Grassroots Quest Fills Gap, Brings Huge Bargain for Missouri
The story of Missouri’s Extended Employment Sheltered Workshops began in the 1950s and hit full stride in the 1960s. Seeking options for their children with disabilities, often desperately, parents and guardians began forming workshops to provide employment opportunities for them.
For most of these parents and their children, the only alternatives were sitting at home or in programs that required massive government subsidies. With real vision, these parents realized that gainful employment would bring other advantages as well, including pride and skills. Although much has changed, that foundation remains true for workshops today.
Missouri workshops remain different from shops in many other states. They depend heavily on contracted work and the revenue from that work to maintain operations. In reality, workshops are small businesses that hire individuals with disabilities. On average, a workshop’s contract revenue accounts for 70-80 percent of workshop revenue, government assistance 10-24 percent and the rest from additional grants.
The majority of workshop employees have been diagnosed with developmental disabilities. Other frequent disabilities include mental illness, head injury, blindness, deafness, seizure disorders and physical disabilities.
The Division of Vocational Rehabilitation first assesses these Missourians in order to determine whether or not they are capable of working in a competitive environment. If the rehabilitation counselor determines they cannot work competitively, the counselor will certify them for employment in the workshop.
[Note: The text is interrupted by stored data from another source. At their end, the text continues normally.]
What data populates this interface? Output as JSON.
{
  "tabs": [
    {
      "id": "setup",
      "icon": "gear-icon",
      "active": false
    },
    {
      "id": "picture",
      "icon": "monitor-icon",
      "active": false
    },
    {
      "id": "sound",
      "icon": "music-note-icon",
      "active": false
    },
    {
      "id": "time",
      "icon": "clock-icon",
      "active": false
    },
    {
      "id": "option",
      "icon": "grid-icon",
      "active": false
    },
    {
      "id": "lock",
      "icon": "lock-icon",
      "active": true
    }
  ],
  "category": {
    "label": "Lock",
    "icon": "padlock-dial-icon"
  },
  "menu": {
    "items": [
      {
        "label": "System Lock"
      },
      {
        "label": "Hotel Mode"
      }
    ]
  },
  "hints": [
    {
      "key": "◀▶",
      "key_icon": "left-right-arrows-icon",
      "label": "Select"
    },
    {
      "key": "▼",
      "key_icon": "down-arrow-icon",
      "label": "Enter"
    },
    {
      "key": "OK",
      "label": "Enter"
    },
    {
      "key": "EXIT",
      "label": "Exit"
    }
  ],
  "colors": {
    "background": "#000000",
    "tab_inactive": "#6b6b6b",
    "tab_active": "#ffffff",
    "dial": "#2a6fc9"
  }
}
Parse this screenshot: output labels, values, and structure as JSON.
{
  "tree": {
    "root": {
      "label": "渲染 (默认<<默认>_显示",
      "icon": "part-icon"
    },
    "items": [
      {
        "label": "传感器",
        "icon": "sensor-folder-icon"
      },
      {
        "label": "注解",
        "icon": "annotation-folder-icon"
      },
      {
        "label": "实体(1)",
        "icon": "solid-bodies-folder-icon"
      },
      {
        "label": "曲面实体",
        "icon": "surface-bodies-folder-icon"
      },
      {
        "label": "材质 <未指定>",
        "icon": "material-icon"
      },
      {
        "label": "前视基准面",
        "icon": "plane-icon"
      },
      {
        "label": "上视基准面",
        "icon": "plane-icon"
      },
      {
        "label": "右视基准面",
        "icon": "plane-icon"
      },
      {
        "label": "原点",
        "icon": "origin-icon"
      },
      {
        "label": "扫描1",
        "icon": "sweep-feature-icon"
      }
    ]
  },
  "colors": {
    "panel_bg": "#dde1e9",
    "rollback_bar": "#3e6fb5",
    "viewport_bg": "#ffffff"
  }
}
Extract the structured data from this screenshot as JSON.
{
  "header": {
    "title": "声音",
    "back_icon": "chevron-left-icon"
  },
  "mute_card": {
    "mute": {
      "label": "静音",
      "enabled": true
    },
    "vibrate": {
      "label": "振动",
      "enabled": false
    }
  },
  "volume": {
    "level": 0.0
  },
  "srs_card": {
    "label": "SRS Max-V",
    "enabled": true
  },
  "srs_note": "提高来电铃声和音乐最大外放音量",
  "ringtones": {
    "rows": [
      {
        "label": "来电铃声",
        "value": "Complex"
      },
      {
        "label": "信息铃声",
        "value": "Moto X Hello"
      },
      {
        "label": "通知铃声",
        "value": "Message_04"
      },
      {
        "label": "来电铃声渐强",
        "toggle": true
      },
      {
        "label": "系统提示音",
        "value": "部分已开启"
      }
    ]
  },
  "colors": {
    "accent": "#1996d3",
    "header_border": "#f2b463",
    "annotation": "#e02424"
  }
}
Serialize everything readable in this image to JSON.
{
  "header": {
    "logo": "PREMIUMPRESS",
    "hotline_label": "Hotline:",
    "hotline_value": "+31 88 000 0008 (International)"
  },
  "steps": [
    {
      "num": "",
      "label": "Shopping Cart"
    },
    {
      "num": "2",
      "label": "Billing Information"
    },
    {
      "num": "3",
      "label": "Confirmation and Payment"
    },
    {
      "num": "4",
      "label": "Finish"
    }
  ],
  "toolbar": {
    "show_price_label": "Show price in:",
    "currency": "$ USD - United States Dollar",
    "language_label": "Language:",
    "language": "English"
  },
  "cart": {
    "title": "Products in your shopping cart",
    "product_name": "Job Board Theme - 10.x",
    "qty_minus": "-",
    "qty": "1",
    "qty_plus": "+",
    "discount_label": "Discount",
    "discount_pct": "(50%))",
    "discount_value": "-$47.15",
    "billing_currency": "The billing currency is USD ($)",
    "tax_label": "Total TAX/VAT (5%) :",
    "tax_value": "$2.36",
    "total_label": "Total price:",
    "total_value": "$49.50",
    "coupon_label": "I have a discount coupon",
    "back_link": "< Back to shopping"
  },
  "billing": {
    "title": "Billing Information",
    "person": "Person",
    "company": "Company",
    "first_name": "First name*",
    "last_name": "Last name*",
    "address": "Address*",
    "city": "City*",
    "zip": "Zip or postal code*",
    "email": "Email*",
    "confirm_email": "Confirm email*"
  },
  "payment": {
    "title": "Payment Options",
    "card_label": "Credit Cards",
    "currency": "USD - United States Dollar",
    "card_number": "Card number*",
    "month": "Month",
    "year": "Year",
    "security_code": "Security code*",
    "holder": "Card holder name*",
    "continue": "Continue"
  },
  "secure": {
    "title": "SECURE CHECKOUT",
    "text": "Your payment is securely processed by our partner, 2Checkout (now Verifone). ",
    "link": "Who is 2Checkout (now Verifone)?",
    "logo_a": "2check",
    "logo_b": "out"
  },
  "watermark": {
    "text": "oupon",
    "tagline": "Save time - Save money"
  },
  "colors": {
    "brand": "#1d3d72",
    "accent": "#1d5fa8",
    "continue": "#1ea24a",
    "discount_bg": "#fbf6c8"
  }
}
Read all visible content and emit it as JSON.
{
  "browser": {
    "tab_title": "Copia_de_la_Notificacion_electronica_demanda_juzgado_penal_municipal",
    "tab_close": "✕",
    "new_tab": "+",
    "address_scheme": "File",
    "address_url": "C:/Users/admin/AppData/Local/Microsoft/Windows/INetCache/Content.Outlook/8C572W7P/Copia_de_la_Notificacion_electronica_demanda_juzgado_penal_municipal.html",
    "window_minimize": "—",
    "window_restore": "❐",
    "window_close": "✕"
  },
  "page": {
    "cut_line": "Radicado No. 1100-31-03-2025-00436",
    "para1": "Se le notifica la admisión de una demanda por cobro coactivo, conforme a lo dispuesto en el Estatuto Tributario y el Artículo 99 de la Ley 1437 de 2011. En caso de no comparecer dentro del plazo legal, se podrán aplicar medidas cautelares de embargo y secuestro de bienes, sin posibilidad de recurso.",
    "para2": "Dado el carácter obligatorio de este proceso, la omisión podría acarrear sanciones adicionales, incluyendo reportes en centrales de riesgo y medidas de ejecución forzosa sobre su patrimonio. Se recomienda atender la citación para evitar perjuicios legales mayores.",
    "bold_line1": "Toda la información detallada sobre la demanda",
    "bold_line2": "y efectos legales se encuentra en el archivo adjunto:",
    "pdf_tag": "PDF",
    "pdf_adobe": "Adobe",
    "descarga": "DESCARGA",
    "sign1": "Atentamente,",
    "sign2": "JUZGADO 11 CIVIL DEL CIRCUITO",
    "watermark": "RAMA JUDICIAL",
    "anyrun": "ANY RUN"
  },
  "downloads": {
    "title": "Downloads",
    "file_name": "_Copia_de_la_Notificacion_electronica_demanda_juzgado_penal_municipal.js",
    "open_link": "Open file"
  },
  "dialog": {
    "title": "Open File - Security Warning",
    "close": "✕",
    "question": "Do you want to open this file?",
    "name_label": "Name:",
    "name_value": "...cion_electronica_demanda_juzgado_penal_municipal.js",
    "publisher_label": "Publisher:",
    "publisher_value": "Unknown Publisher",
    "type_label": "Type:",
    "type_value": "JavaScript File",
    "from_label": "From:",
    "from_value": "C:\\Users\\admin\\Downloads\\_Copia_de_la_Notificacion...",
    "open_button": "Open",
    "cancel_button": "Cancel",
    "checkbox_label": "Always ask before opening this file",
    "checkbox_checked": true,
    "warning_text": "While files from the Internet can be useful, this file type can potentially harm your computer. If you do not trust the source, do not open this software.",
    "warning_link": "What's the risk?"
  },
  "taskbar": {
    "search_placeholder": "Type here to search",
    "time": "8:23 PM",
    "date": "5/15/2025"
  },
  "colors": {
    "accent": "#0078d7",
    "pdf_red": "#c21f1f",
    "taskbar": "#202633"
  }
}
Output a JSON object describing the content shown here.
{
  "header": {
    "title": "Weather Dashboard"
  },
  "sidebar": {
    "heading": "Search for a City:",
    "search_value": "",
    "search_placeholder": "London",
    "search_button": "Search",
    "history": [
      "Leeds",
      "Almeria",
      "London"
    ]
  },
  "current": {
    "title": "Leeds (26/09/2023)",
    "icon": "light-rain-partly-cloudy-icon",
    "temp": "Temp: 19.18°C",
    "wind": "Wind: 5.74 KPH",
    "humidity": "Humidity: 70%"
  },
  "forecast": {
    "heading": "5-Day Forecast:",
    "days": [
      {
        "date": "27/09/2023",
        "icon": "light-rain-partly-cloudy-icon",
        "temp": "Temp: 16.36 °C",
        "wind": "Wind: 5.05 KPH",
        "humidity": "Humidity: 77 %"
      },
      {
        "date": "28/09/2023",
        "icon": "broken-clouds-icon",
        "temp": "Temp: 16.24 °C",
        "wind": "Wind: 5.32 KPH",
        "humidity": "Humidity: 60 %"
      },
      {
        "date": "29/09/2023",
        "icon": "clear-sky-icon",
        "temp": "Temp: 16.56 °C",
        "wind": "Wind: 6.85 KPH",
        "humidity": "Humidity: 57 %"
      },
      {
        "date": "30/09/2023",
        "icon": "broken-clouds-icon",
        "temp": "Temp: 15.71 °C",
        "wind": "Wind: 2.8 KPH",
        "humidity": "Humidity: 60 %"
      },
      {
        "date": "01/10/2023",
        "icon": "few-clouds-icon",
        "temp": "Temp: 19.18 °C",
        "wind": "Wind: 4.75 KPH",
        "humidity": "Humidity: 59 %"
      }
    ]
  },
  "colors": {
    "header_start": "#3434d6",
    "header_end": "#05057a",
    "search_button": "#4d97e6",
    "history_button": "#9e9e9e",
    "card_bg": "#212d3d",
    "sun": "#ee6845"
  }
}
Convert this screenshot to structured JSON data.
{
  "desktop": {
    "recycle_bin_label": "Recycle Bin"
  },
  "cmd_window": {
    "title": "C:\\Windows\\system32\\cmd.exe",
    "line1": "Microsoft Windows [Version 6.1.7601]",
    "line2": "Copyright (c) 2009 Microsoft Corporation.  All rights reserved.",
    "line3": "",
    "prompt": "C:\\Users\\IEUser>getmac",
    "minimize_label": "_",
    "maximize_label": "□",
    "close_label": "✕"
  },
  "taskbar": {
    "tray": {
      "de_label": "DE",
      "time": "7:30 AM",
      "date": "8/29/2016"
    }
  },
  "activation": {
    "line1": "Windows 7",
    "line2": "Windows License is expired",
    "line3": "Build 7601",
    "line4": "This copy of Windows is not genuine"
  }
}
Although workshops compete in an open market, the needs of their employees mean extra supervision and other elements that increase workshop overhead. A major step was taken in 1971 with passage of Missouri Senate Bill 40. SB40 provided important funding support by enabling local counties to create tax levees for workshops and residential facilities. Additional funding today includes a per diem supplement for each workshop employee from the Department of Elementary and Secondary Education Sheltered Workshop Division.
County and state funding does fill a critical gap from higher overhead for workshop supervision and other services to people with disabilities. Workshops also rely on quality, flexibility and their large workforce to sell their services, making that supervision critical.
Besides the obvious goal of providing employment for people with disabilities, workshops also put money back into their communities. Payroll, purchase of goods and services and participation in local affairs are some of the ways that workshops contribute to the community. This community “payback” totals hundreds of millions of dollars each year—one more bargain that workshops bring.